A cultura da transparência chegou atrasada, mas veio para ficar.

05/09/2017

Aitana Mas. Diretora Geral de Transparência e Participação da Generalidade Valenciana.

Vivemos em uma época em que, em uma Espanha tomada pela corrupção, falar sobre financiamento ilegal de partidos, nepotismo, estruturação, prevaricação, desapropriação ou desvio de bens públicos, portas giratórias, bônus, encargos adicionais, caixa B, às vezes, C. é o tema recorrente em qualquer reunião familiar, televisiva ou de bar. Tanto que, às vezes, nos convertemos em especialistas e, quase sem nos darmos conta, alguns até mesmo passaram a considerar tudo isso normal.

Como aconteceu há alguns anos em países como México, Chile ou Geórgia, a Espanha teve que despertar da imobilidade e da corrupção em resposta à desconfiança dos cidadãos. É por isso que, supondo que a transparência não tenha apenas uma finalidade em si mesma, mas seja uma ferramenta para fazer de nossas instituições lugares cordiais, que conversam e são responsáveis, devemos começar a construir uma cultura baseada no governo aberto.

E perante o cenário do novo governo valenciano, formado em junho de 2015, foi necessário fazer uma reformulação partindo da aposta clara de reestruturação do próprio governo: um ministério a mais, o da Transparência, Responsabilidade Social, Participação e Cooperação. Esse foi o primeiro ministério de um governo autônomo que foi criado com a transparência como parte fundamental e protagonista dela mesma e não como uma orientação geral relegada a um plano secundário discreto.

Desde esse momento e até agora, muitas foram as políticas em relação ao governo aberto que desenvolvemos para reverter essa imagem ruim de nosso país e eliminar o cerne do problema e as práticas inadequadas estabelecidas em uma administração ansiosa por voltar à normalidade.

Começamos com o que pode parecer ser o mais simples, mas que nunca foi: um código de boas práticas para cargos superiores, um avançado portal de transparência e os dados abertos que chamamos de GvaOberta, bem como a publicação das agendas, dos saldos, das declarações de bens, dos currículos, etc. de todos os políticos.

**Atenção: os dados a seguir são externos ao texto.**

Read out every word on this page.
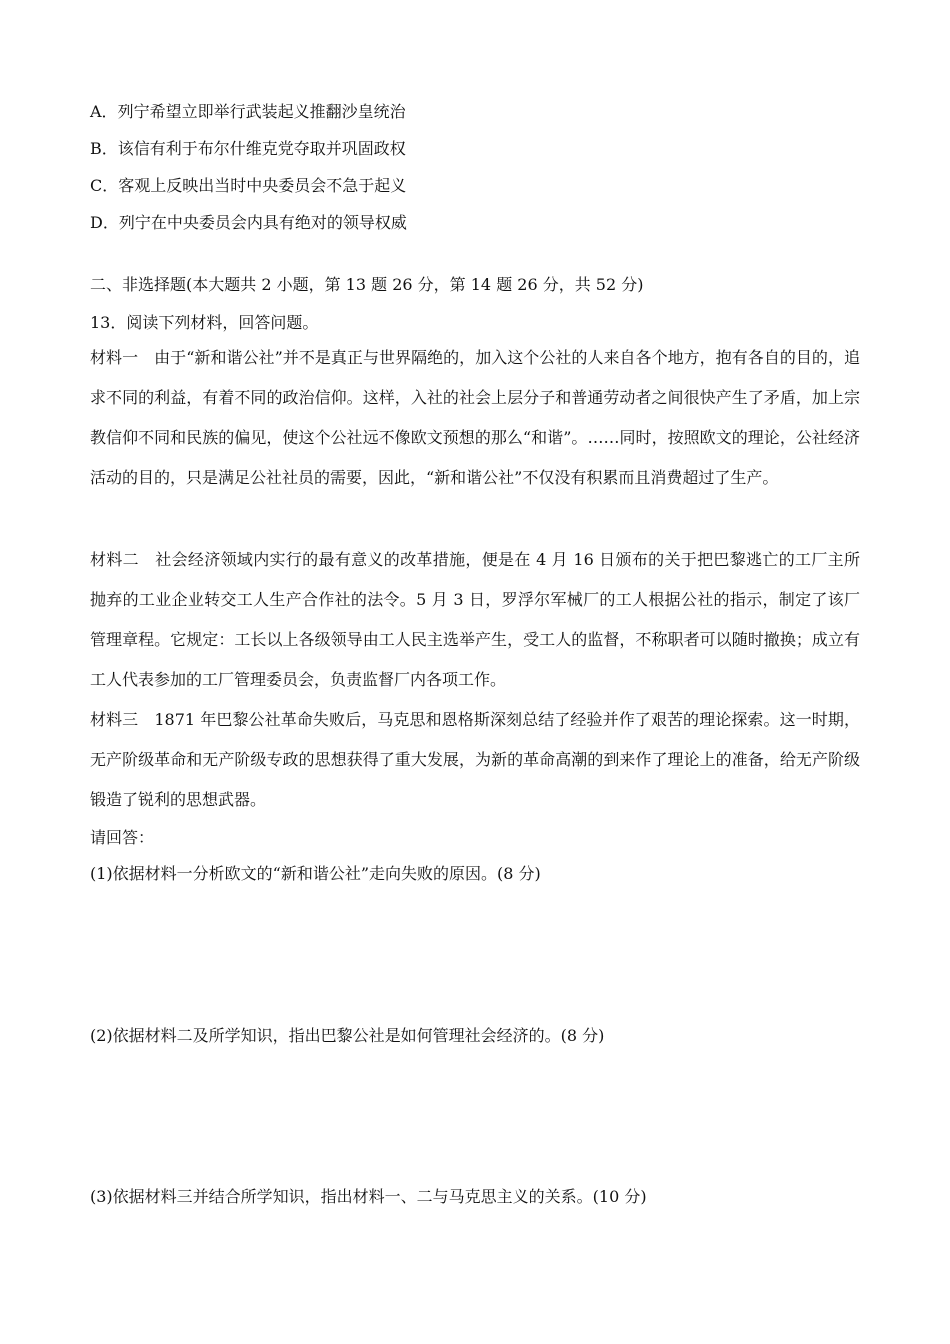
A．列宁希望立即举行武装起义推翻沙皇统治
B．该信有利于布尔什维克党夺取并巩固政权
C．客观上反映出当时中央委员会不急于起义
D．列宁在中央委员会内具有绝对的领导权威
二、非选择题(本大题共 2 小题，第 13 题 26 分，第 14 题 26 分，共 52 分)
13．阅读下列材料，回答问题。
材料一　由于“新和谐公社”并不是真正与世界隔绝的，加入这个公社的人来自各个地方，抱有各自的目的，追求不同的利益，有着不同的政治信仰。这样，入社的社会上层分子和普通劳动者之间很快产生了矛盾，加上宗教信仰不同和民族的偏见，使这个公社远不像欧文预想的那么“和谐”。……同时，按照欧文的理论，公社经济活动的目的，只是满足公社社员的需要，因此，“新和谐公社”不仅没有积累而且消费超过了生产。
材料二　社会经济领域内实行的最有意义的改革措施，便是在 4 月 16 日颁布的关于把巴黎逃亡的工厂主所抛弃的工业企业转交工人生产合作社的法令。5 月 3 日，罗浮尔军械厂的工人根据公社的指示，制定了该厂管理章程。它规定：工长以上各级领导由工人民主选举产生，受工人的监督，不称职者可以随时撤换；成立有工人代表参加的工厂管理委员会，负责监督厂内各项工作。
材料三　1871 年巴黎公社革命失败后，马克思和恩格斯深刻总结了经验并作了艰苦的理论探索。这一时期，无产阶级革命和无产阶级专政的思想获得了重大发展，为新的革命高潮的到来作了理论上的准备，给无产阶级锻造了锐利的思想武器。
请回答：
(1)依据材料一分析欧文的“新和谐公社”走向失败的原因。(8 分)
(2)依据材料二及所学知识，指出巴黎公社是如何管理社会经济的。(8 分)
(3)依据材料三并结合所学知识，指出材料一、二与马克思主义的关系。(10 分)
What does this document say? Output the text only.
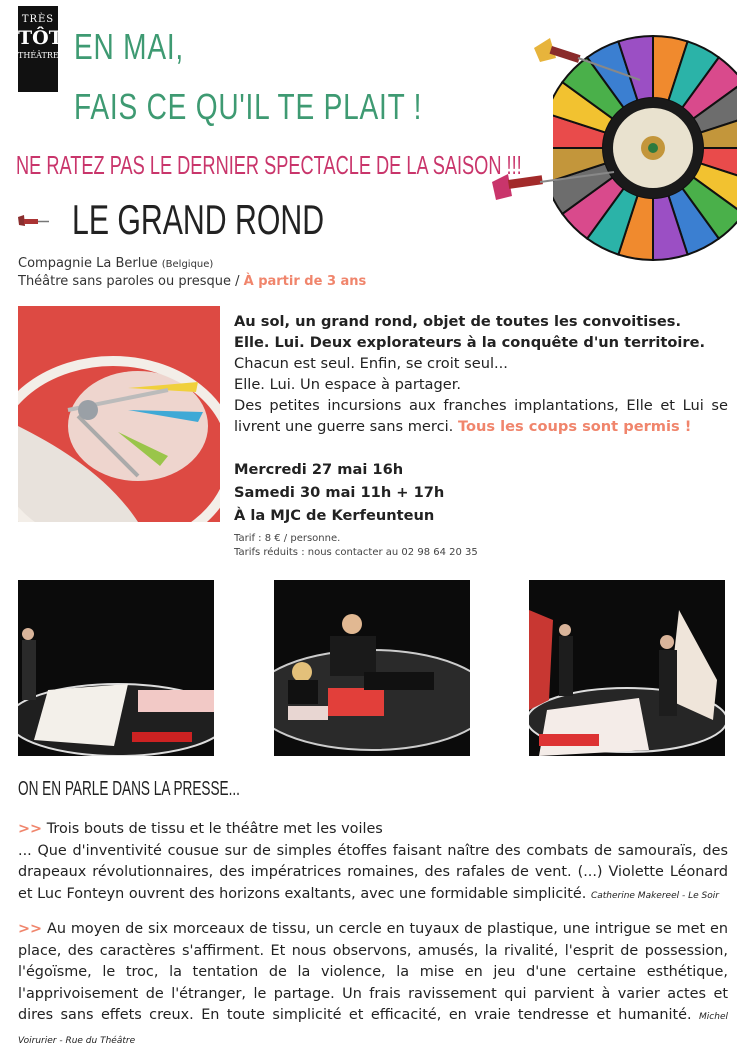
TRÈS
TÔT
THÉÂTRE EN MAI,
FAIS CE QU'IL TE PLAIT !
NE RATEZ PAS LE DERNIER SPECTACLE DE LA SAISON !!!
LE GRAND ROND
Compagnie La Berlue (Belgique)
Théâtre sans paroles ou presque / À partir de 3 ans
Au sol, un grand rond, objet de toutes les convoitises.
Elle. Lui. Deux explorateurs à la conquête d'un territoire.
Chacun est seul. Enfin, se croit seul...
Elle. Lui. Un espace à partager.
Des petites incursions aux franches implantations, Elle et Lui se livrent une guerre sans merci. Tous les coups sont permis !
Mercredi 27 mai 16h
Samedi 30 mai 11h + 17h
À la MJC de Kerfeunteun
Tarif : 8 € / personne.
Tarifs réduits : nous contacter au 02 98 64 20 35
ON EN PARLE DANS LA PRESSE...
>> Trois bouts de tissu et le théâtre met les voiles
... Que d'inventivité cousue sur de simples étoffes faisant naître des combats de samouraïs, des drapeaux révolutionnaires, des impératrices romaines, des rafales de vent. (...) Violette Léonard et Luc Fonteyn ouvrent des horizons exaltants, avec une formidable simplicité. Catherine Makereel - Le Soir
>> Au moyen de six morceaux de tissu, un cercle en tuyaux de plastique, une intrigue se met en place, des caractères s'affirment. Et nous observons, amusés, la rivalité, l'esprit de possession, l'égoïsme, le troc, la tentation de la violence, la mise en jeu d'une certaine esthétique, l'apprivoisement de l'étranger, le partage. Un frais ravissement qui parvient à varier actes et dires sans effets creux. En toute simplicité et efficacité, en vraie tendresse et humanité. Michel Voirurier - Rue du Théâtre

Desenvolvemos um programa, o Palaus Transparents, para aproximar as instituições dos cidadãos, por meio de visitas autônomas às sedes do governo, bem como aos órgãos estatutários, além de conhecer o patrimônio cultural e saber, em primeira mão, quais tarefas políticas e administrativas são executadas nesses edifícios.

Também disponibilizamos um departamento encarregado de analisar os possíveis conflitos de interesse, bem como as compatibilidades dos cargos superiores. Será aprovada, em breve, uma lei que regula os lobbies e estamos imersos na redação de uma nova lei de participação dos cidadãos e fomento do associacionismo e, além disso, não nos esquecemos de outra peça fundamental para qualquer governo, a formação interadministrativa dos funcionários públicos.

Sem dúvida, se estamos contentes e moderadamente orgulhosos de algo é de termos aprovado, depois de mais de um ano e meio de trabalho árduo, o regulamento que desenvolve nossa Lei de Transparência, a 2/2015. Um regulamento iniciado sem nenhum precedente na Espanha e que, pouco a pouco, fomos estruturando da melhor maneira possível, dada a falta de experiência no assunto. Espero que o restante das comunidades autônomas, assim como o próprio governo do Estado, melhore o trabalho que fizemos e que, assim, possamos avançar de modo mais eficaz e eficiente.

Não me cansarei de dizer que a cultura da transparência chegou atrasada, mas, definitivamente, veio para ficar.

 

A cultura da transparência chegou atrasada, mas veio para ficar.